Community: Darran Valley (Cwm Darran)
Community: Darran Valley
Traditional County: Glamorgan
Ogilvie Colliery was established at the beginning of World War I, when the South Wales Coal industry was at its height. It was owned by the largest of the Welsh Coal combines, the Powell Duffryn Company, which at that time operated some 18 collieries. It was known as producing high-quality coal. Subsequently nationalized, it continued in production until 1975, at which time it employed over 600 men. The explosives store was on the hillside above the colliery to reduce the risks of an explosion. It was typical in form for magazines of this date, being of brick with no internal materials likely to create sparks, a vaulted roof and thick walls. Such magazines were offically licensed by the Secretary of State. Although originally on the open hillside, the building is now within a forestry plantation.

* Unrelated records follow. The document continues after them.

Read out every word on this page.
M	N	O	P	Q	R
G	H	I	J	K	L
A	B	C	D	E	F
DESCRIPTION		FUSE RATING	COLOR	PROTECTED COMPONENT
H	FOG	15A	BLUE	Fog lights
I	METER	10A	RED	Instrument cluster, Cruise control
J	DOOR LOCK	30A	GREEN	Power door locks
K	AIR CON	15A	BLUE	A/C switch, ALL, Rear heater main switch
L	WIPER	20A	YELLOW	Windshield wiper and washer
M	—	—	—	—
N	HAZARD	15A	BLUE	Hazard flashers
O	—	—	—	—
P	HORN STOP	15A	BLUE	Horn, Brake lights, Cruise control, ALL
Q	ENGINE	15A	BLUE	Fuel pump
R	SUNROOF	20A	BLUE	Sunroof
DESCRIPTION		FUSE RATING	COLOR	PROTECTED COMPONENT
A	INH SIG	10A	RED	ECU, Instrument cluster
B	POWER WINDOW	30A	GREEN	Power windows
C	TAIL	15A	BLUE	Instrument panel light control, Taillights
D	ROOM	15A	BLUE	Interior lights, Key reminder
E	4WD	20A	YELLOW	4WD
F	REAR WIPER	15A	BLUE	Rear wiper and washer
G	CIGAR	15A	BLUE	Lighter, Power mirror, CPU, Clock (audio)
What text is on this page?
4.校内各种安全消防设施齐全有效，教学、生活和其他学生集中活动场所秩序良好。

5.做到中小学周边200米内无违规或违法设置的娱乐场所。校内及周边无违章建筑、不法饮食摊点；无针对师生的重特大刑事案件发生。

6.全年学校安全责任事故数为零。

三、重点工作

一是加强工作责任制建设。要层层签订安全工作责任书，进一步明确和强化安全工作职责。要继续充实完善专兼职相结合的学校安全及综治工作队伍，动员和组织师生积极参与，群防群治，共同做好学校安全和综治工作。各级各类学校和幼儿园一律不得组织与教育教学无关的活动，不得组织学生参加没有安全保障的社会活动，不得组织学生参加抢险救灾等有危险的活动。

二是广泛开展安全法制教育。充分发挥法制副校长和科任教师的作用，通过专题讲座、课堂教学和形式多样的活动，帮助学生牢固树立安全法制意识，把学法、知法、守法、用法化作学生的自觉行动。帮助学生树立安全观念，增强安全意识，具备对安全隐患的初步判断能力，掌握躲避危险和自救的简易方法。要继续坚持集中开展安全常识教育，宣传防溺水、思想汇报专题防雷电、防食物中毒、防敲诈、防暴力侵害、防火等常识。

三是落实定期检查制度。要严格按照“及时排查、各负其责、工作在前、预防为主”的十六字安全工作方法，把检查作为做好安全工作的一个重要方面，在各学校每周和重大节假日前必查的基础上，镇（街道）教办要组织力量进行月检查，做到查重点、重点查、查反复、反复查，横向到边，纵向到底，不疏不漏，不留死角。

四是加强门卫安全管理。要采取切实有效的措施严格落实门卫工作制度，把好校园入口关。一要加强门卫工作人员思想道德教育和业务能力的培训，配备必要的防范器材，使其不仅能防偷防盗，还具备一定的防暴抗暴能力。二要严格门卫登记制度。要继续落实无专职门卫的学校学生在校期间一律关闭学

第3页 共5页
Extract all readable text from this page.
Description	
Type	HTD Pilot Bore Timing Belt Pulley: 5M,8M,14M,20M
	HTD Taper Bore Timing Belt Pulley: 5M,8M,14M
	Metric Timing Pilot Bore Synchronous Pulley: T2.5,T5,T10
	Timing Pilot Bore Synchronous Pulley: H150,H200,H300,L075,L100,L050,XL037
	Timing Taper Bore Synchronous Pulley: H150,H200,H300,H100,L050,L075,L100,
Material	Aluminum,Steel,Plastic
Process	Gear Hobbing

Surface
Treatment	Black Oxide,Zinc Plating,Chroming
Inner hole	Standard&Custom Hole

A small brick single-storey building with a vaulted roof two bricks thick, with battered walls tapering from 0.62m thickness at Im above ground level to 0.5 m. The arch springs from a plinth at the wall heads. The structure was rendered to the outside to protect the arch from frost. There is a tall louvred window at a high level at each end, and small square ventilation holes all around with renewed iron gratings. The doorway, at the eastern end, has an iron frame with external hinges to the metal door; louvred above. There are slate-hung timber lintels to the doorway and windows. Render has recently been renewed in cement with stainless steel edgings so no building materials are currently identifiable externally.
Listed as an unusually complete example of a surviving Colliery explosives store.